What do you think of the term "learner"?  What other ways would you describe a learner?

1 comment:

  1. Hi @plearnchat,

    I recently defended my MA thesis in education policy studies at the Centre for Cross Faculty Inquiry in Education, University of British Columbia. The main focus of my research was constructions of 'good teachers' and 'good teaching' in BC's '21st-century learning' (21CL) policy agenda (https://circle.ubc.ca/bitstream/handle/2429/43675/ubc_2013_spring_steeves_cory.pdf). In summary, I found that BC’s vision of 21CL masks a managerialist attack on teachers' work, and is best understood as a vehicle for aggravating a democratic deficit in education policy.

    With that said, @plearnchat, I feel compelled to challenge a few of the very problematic agendas that appear to be lurking within and beneath your post.

    To begin, I think it worth drawing attention to an inaccurate contextualization of ‘student.’ In the post above @plearnchat states:

    /A student is someone who is learning when they  attend an educational institution./

    This is categorically untrue.
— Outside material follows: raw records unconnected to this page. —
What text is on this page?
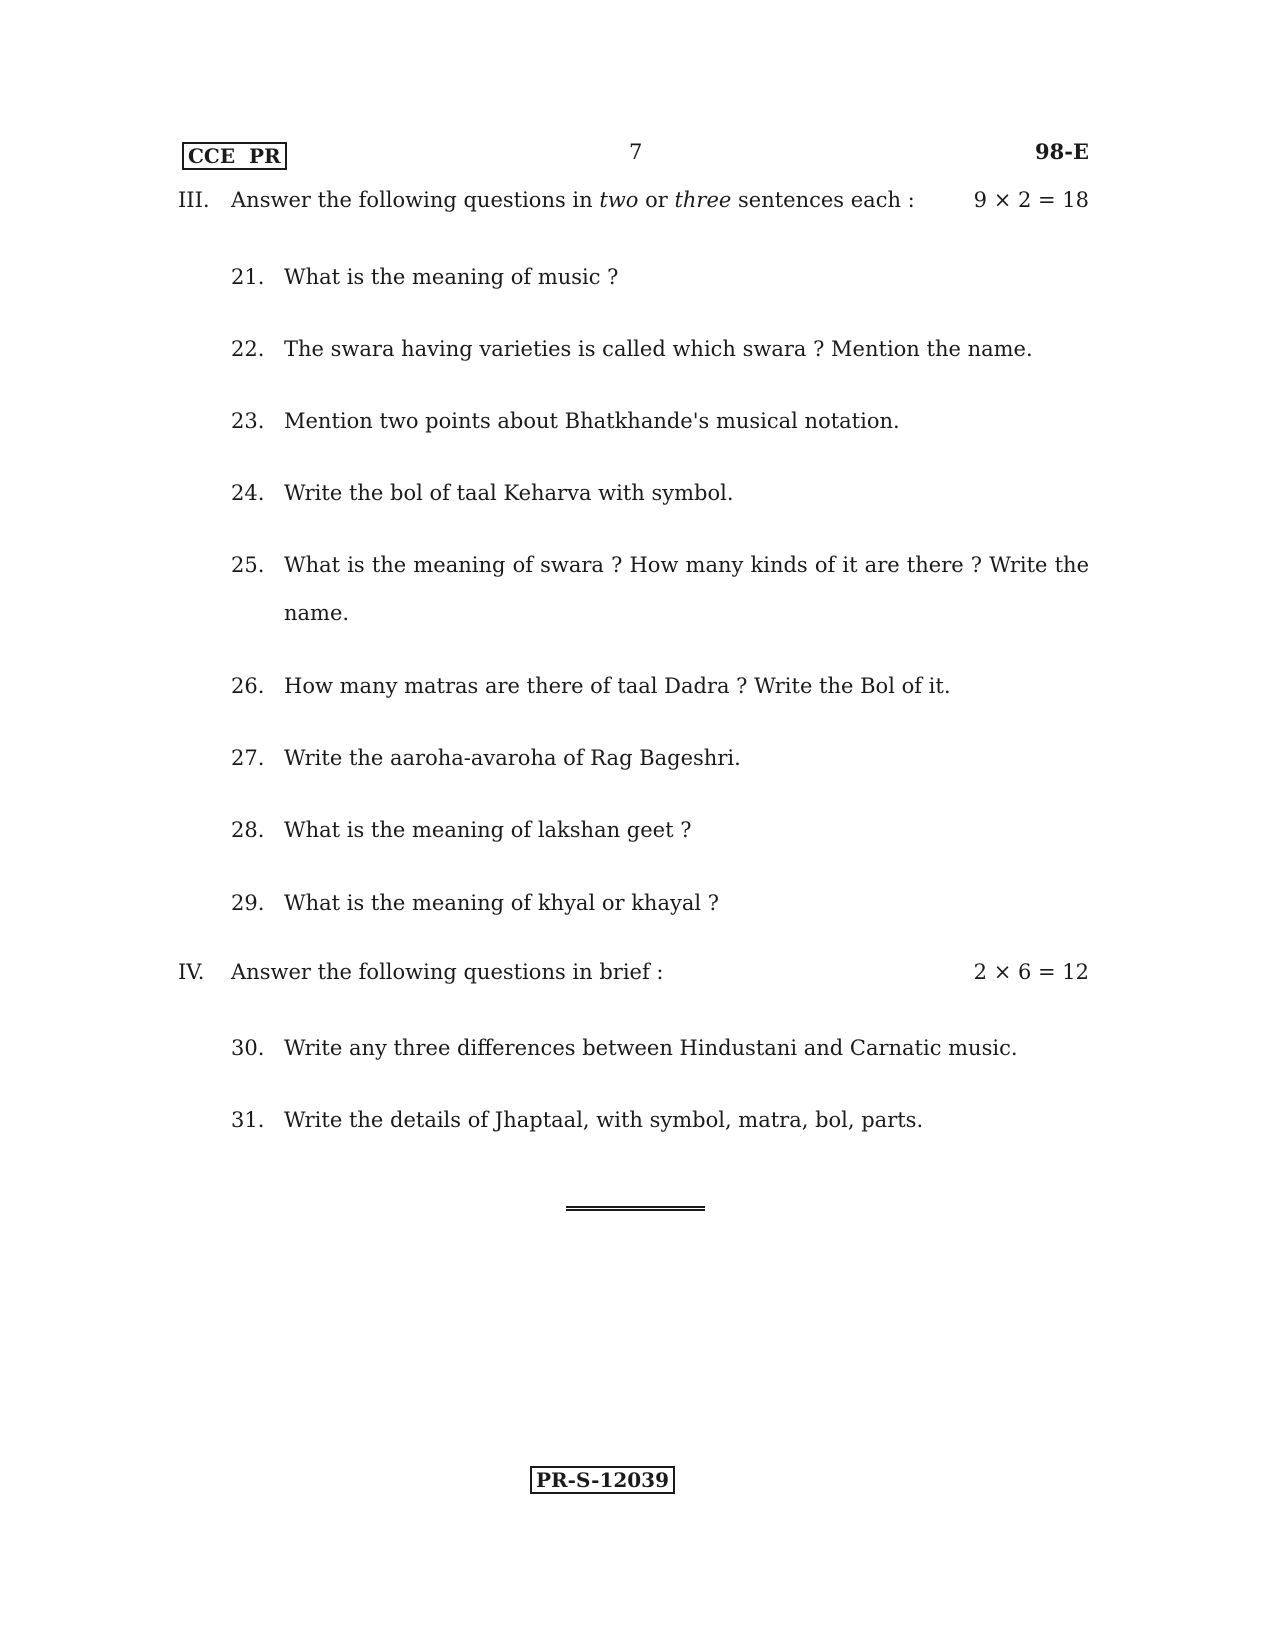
CCE  PR	7	98-E
III. Answer the following questions in two or three sentences each :	9 × 2 = 18
21. What is the meaning of music ?
22. The swara having varieties is called which swara ? Mention the name.
23. Mention two points about Bhatkhande's musical notation.
24. Write the bol of taal Keharva with symbol.
25. What is the meaning of swara ? How many kinds of it are there ? Write the name.
26. How many matras are there of taal Dadra ? Write the Bol of it.
27. Write the aaroha-avaroha of Rag Bageshri.
28. What is the meaning of lakshan geet ?
29. What is the meaning of khyal or khayal ?
IV. Answer the following questions in brief :	2 × 6 = 12
30. Write any three differences between Hindustani and Carnatic music.
31. Write the details of Jhaptaal, with symbol, matra, bol, parts.
PR-S-12039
The etymology of ‘student’ might be more helpful than a free dictionary: A ‘student’ is ‘one who studies’. In other words, a student is a subject in relation with a teacher, and a teacher is a subject in relation with a student. Neither students nor teachers are limited to educational institutions. Many teachers aren’t even people. And many students have never attended any educational institution. I would suggest that this mistaken notion of ‘student’ provides a basis for misconstruing the purpose and design of public schooling.

    In my thesis I focus a great deal on learnification—the translation of all there is to know and say about teachers’ work into discourses of learning and learners. To explain in brief, learning is an individualistic concept, but the concept of education “always implies a relationship: someone educating someone else and the person educating thus having a certain sense of what the purpose of his or her activities is.” To further distinguish between learning and education, “one could say that the general aim of educational activities is that people will learn from them. But that doesn’t make education into learning; it simply says that learning is the intended outcome of educational processes and practices.” Learning is a “process term,” which is to say that it “denotes processes and activities but is open—if not empty—with regard to content and direction.” A consequence of learnification is that it becomes “difficult to articulate the fact that education is about relationships, and more specifically about relationships between teachers and students … [and] this helps to explain why the rise of the new language of learning has made it more difficult to ask questions about content, purpose and direction of education.”

    To further illustrate the toxic effects of learnification, it is helpful to highlight and contrast the relational character of ‘education’ and ‘students’ with ‘learning’ and ‘learners’. As Gert Biesta has powerfully argued, education is built on nested relationships and democratic values. Discourses of learnification, in contrast, are built on the consumptive practices of individuals – this is why learnification is so readily accommodated within neoliberal policy agendas (e.g., C21 Canada, Partnership for 21st Century Skills, etc.).

    Given these points, I feel compelled to categorically disagree with @plearnchat’s individualistic agenda and encourage educationists to affirm a social justice agenda while challenging and resisting any and all attempts to transform and commodify education as learnification.